Suatu hari dalam Balai Kebenaran para bhikkhu membicarakan bagaimana kebaikan seorang bhikkhu membawa keuntungan dan hadiah bagi mereka, dan menambah hidup banyak orang dengan kebahagiaan. Masuk ke dalam balai tersebut, [450] Sang Guru bertanya dan diberitahukan apa yang sedang mereka bicarakan. “Ini bukan pertama kalinya, para Bhikkhu,” kata Beliau, “bhikkhu ini secara teratur memenuhi tugasnya. Di kehidupan yang lampau lima ratus orang petapa yang mencari buah-buahan mendapatkan buah-buahan yang tersedia karena kebaikan hatinya.” Setelah mengucapkan hal tersebut, Beliau menceritakan kisah kelahiran lampau ini.

Sekali waktu ketika Brahmadatta memerintah di Benares, Bodhisatta terlahir sebagai seorang brahmana di bagian utara, dan setelah dewasa, ia meninggalkan keduniawian dan menetap sebagai guru dari lima ratus orang petapa di kaki pegunungan.
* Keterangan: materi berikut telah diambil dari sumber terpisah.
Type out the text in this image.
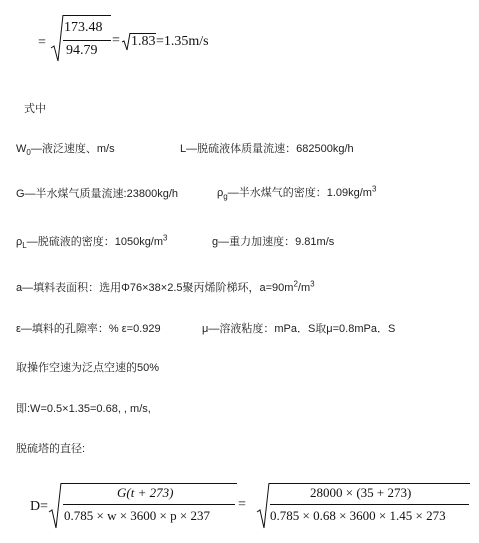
=
173.48
94.79
= 1.83 =1.35m/s
式中
$W_0—$液泛速度、m/s	L—脱硫液体质量流速：682500kg/h
G—半水煤气质量流速:23800kg/h	$\rho_g—$半水煤气的密度：$1.09kg/m^3$
$\rho_L—$脱硫液的密度：$1050kg/m^3$	g—重力加速度：9.81m/s
a—填料表面积：选用Φ76×38×2.5聚丙烯阶梯环，$a=90m^2/m^3$
ε—填料的孔隙率：% ε=0.929	μ—溶液粘度：mPa．S取μ=0.8mPa．S
取操作空速为泛点空速的50%
即:W=0.5×1.35=0.68, , m/s,
脱硫塔的直径:
D=
G(t + 273)
0.785 × w × 3600 × p × 237
=
28000 × (35 + 273)
0.785 × 0.68 × 3600 × 1.45 × 273
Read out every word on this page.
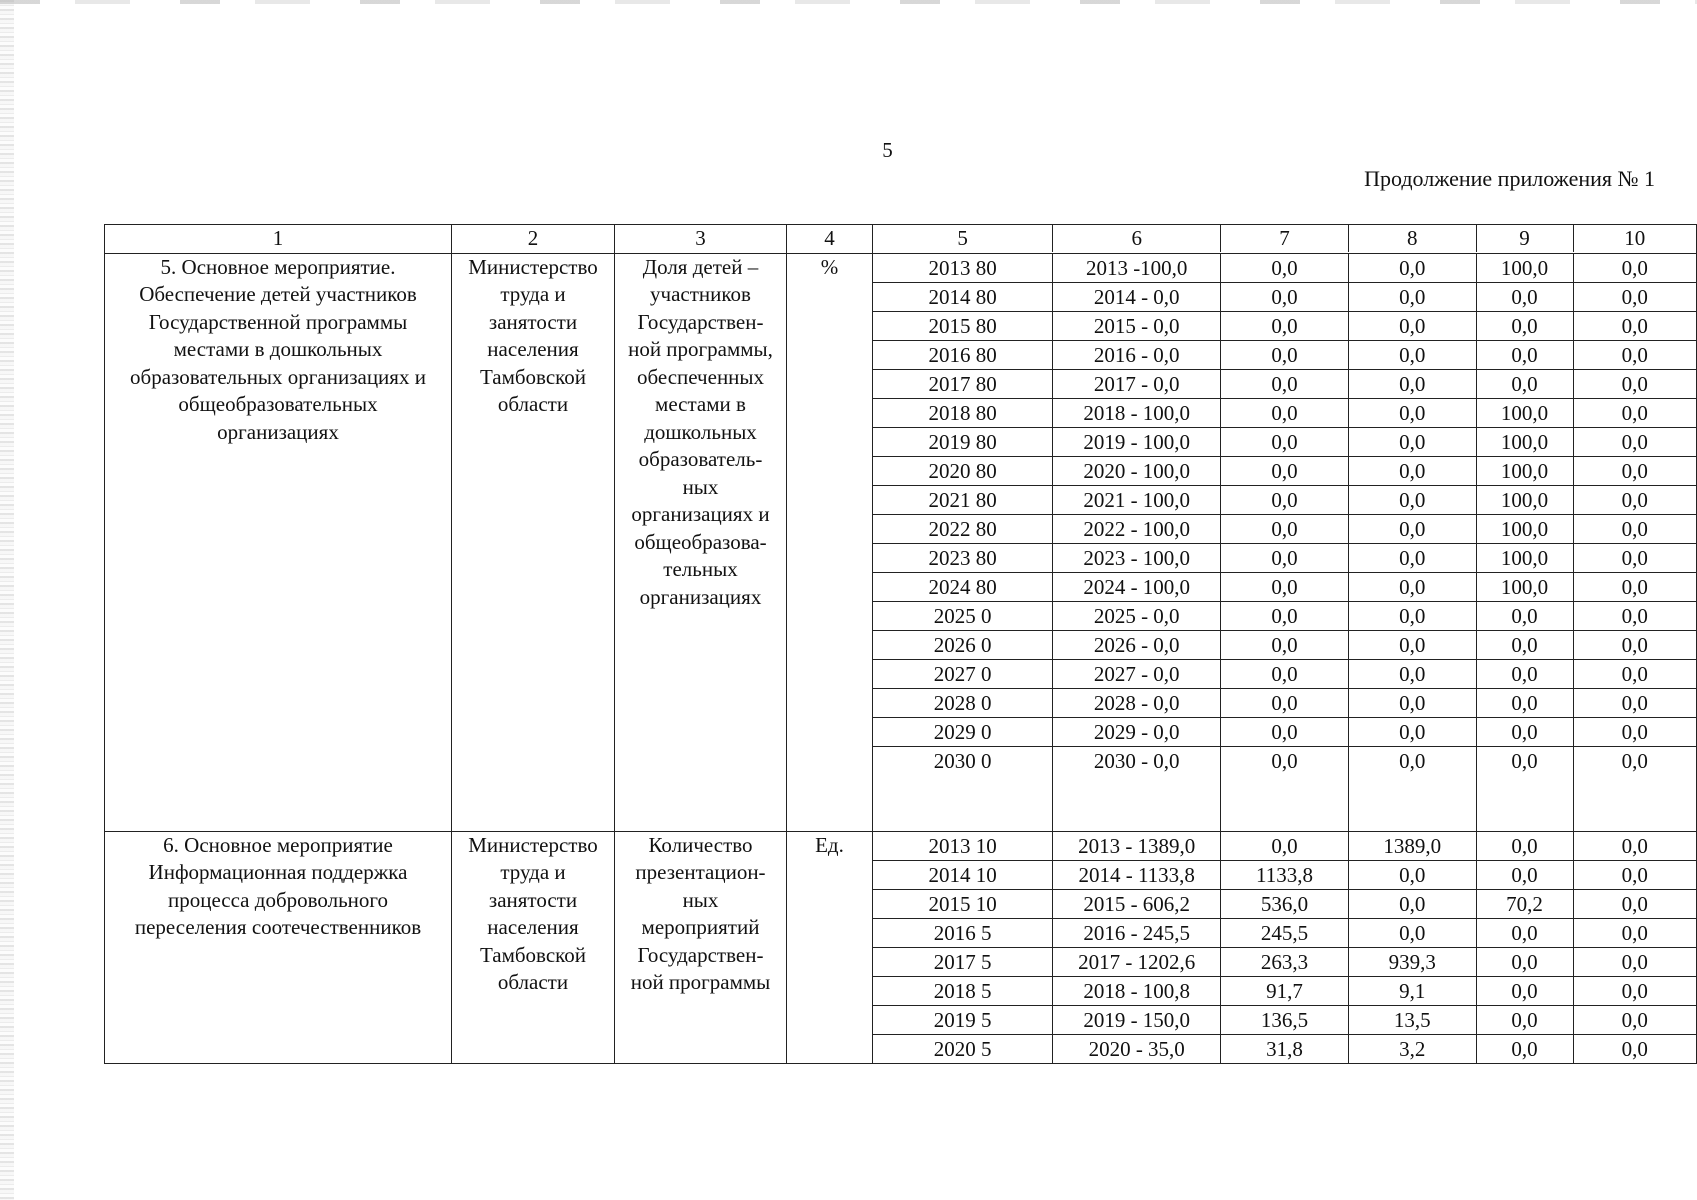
5
Продолжение приложения № 1
1	2	3	4		5	6	7	8	9	10

5. Основное мероприятие.
Обеспечение детей участников
Государственной программы
местами в дошкольных
образовательных организациях и
общеобразовательных
организациях

Министерство
труда и
занятости
населения
Тамбовской
области

Доля детей –
участников
Государствен-
ной программы,
обеспеченных
местами в
дошкольных
образователь-
ных
организациях и
общеобразова-
тельных
организациях
	%		2013 80	2013 -100,0	0,0	0,0	100,0	0,0
2014 80	2014 - 0,0	0,0	0,0	0,0	0,0
2015 80	2015 - 0,0	0,0	0,0	0,0	0,0
2016 80	2016 - 0,0	0,0	0,0	0,0	0,0
2017 80	2017 - 0,0	0,0	0,0	0,0	0,0
2018 80	2018 - 100,0	0,0	0,0	100,0	0,0
2019 80	2019 - 100,0	0,0	0,0	100,0	0,0
2020 80	2020 - 100,0	0,0	0,0	100,0	0,0
2021 80	2021 - 100,0	0,0	0,0	100,0	0,0
2022 80	2022 - 100,0	0,0	0,0	100,0	0,0
2023 80	2023 - 100,0	0,0	0,0	100,0	0,0
2024 80	2024 - 100,0	0,0	0,0	100,0	0,0
2025 0	2025 - 0,0	0,0	0,0	0,0	0,0
2026 0	2026 - 0,0	0,0	0,0	0,0	0,0
2027 0	2027 - 0,0	0,0	0,0	0,0	0,0
2028 0	2028 - 0,0	0,0	0,0	0,0	0,0
2029 0	2029 - 0,0	0,0	0,0	0,0	0,0
2030 0	2030 - 0,0	0,0	0,0	0,0	0,0

6. Основное мероприятие
Информационная поддержка
процесса добровольного
переселения соотечественников

Министерство
труда и
занятости
населения
Тамбовской
области

Количество
презентацион-
ных
мероприятий
Государствен-
ной программы
	Ед.		2013 10	2013 - 1389,0	0,0	1389,0	0,0	0,0
2014 10	2014 - 1133,8	1133,8	0,0	0,0	0,0
2015 10	2015 - 606,2	536,0	0,0	70,2	0,0
2016 5	2016 - 245,5	245,5	0,0	0,0	0,0
2017 5	2017 - 1202,6	263,3	939,3	0,0	0,0
2018 5	2018 - 100,8	91,7	9,1	0,0	0,0
2019 5	2019 - 150,0	136,5	13,5	0,0	0,0
2020 5	2020 - 35,0	31,8	3,2	0,0	0,0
Pada masa itu, terjadi bencana kekeringan di Negeri Himalaya, dimana-mana air mengering, dan semua binatang buas juga menderita sakit. Melihat makhluk-makhluk malang itu kehausan, salah seorang petapa menebang sebatang pohon yang ia lubangi menjadi sebuah palung, dan palung ini ia isi dengan semua air yang bisa ia temukan.
Dengan cara ini ia memberi minum kepada hewan-hewan tersebut. Mereka datang dalam bentuk kawanan, minum dan minum sehingga petapa ini tidak mempunyai waktu yang tersisa untuk pergi dan mengumpulkan buah-buahan untuk dirinya sendiri. Tanpa memedulikan rasa laparnya sendiri, ia bekerja keras untuk memuaskan rasa dahaga hewan-hewan tersebut. Hewan-hewan ini berpikir, “Betapa tekunnya petapa ini mengatur kebutuhan kami sehingga ia membiarkan dirinya tidak mempunyai waktu untuk mencari buah-buahan. Pasti ia sangat lapar. Mari kita sepakati bahwa masing-masing dari kita yang datang kemari untuk minum harus membawakan buah-buahan kepada petapa ini.” Hal tersebut mereka sepakati, setiap makhluk yang datang membawakan mangga atau jambu atau buah sukun maupun buah-buah sejenisnya; hingga pemberian mereka bisa dimuat dalam dua ratus lima puluh gerobak; dan terdapat makanan yang cukup untuk lima ratus orang petapa, dengan jumlah yang berlimpah.
Melihat hal ini, Bodhisatta berseru, “Demikianlah kebaikan satu orang telah membuat tersedianya makanan untuk semua petapa. Benar, kita harus selalu teguh dalam melakukan hal yang benar.” Setelah mengucapkan kata-kata tersebut, ia mengucapkan syair berikut ini : —
Tetaplah semangat, Saudaraku; tetap teguh
memegang harapan;
Jangan biarkan semangatmu surut dan melemah;
Jangan lupakan ia, yang melalui puasa203 yang menyengsarakan,
mendapatkan buah-buahan di luar keinginan hatinya.
[451] Demikianlah ajaran dari makhluk yang agung itu kepada rombongan petapa tersebut.

Setelah uraian-Nya berakhir, Sang Guru menjelaskan kelahiran tersebut dengan berkata, “Bhikkhu ini adalah petapa baik di masa itu, Saya sendiri adalah guru para petapa tersebut.”
Catatan kaki :
203 Bandingkan Vol.IV.269 (Teks), dan supra pada hal.300.